Now, imagine for a moment that you were Jesus. How would you respond? You’ve been betrayed outright by one of the twelve and the other eleven haven’t been much better. What would you do? In contrast to what I suspect would be our natural reaction, Jesus instead continues to obey his Father, and continues to follow the path laid for him to bring about our rescue.
The King has been betrayed, but he is not swayed from his plan. Even as the disciples were snoozing and snoring, Jesus was praying. ‘Father, if you are willing, remove this cup from me; yet not my will but yours be done.’ (42) He knows the pain that lies ahead; he knows the suffering that awaits. He asks if it might pass him by - and yet for our sake he prays: ‘not my will but yours be done.’
Jesus submits to the Father’s will, remaining steadfastly committed to the way of the cross, for us. He surrenders himself to obedience for the sake of the disobedient.
More than that - although flowing from it - is his grace instead of rage. The disciples lashed out, but Jesus heals the slave’s ear, even in the face of the hostile crowd. He shows grace to those who least deserved it, who were out to get him.
That grace is shown to us who also were the cause of Jesus’ death. At one time we too were against Jesus and rebelled, but his grace was effective towards us, and led to our healing; our being made whole.
Just as Jesus submitted to the Father’s will, so he now submits to the crowd, willingly surrendering to them, even though they carry him to trial and death. He had been in the temple teaching each day and they hadn’t touched him. They waited for this moment on the dark hillside, taking him in secret. As Jesus says: ‘But this is your hour, and the power of darkness.’ (53)
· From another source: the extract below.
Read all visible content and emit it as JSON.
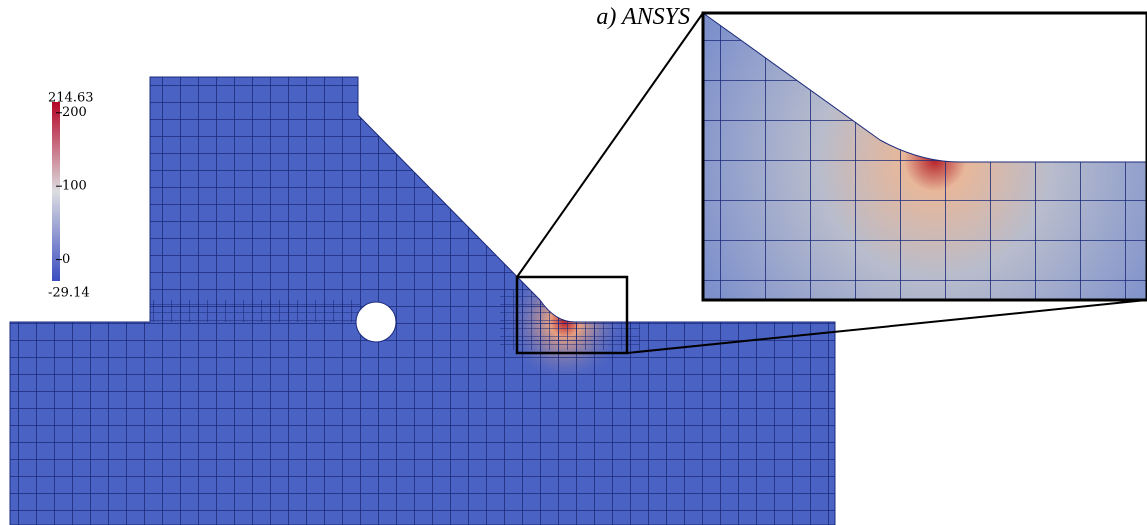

The human actors were intent on destroying Jesus, but they weren’t the only enemies that night. The powers of darkness were also out to get Jesus, to do away with him. Jesus, the King, submits himself to imprisonment and death, by the kiss of betrayal, to destroy his enemies and bring rescue to repenting rebels. Hallelujah! What a Saviour!
This sermon was preached at the Monday night of Holy Week, 25th March 2013 in Aghavea Parish Church.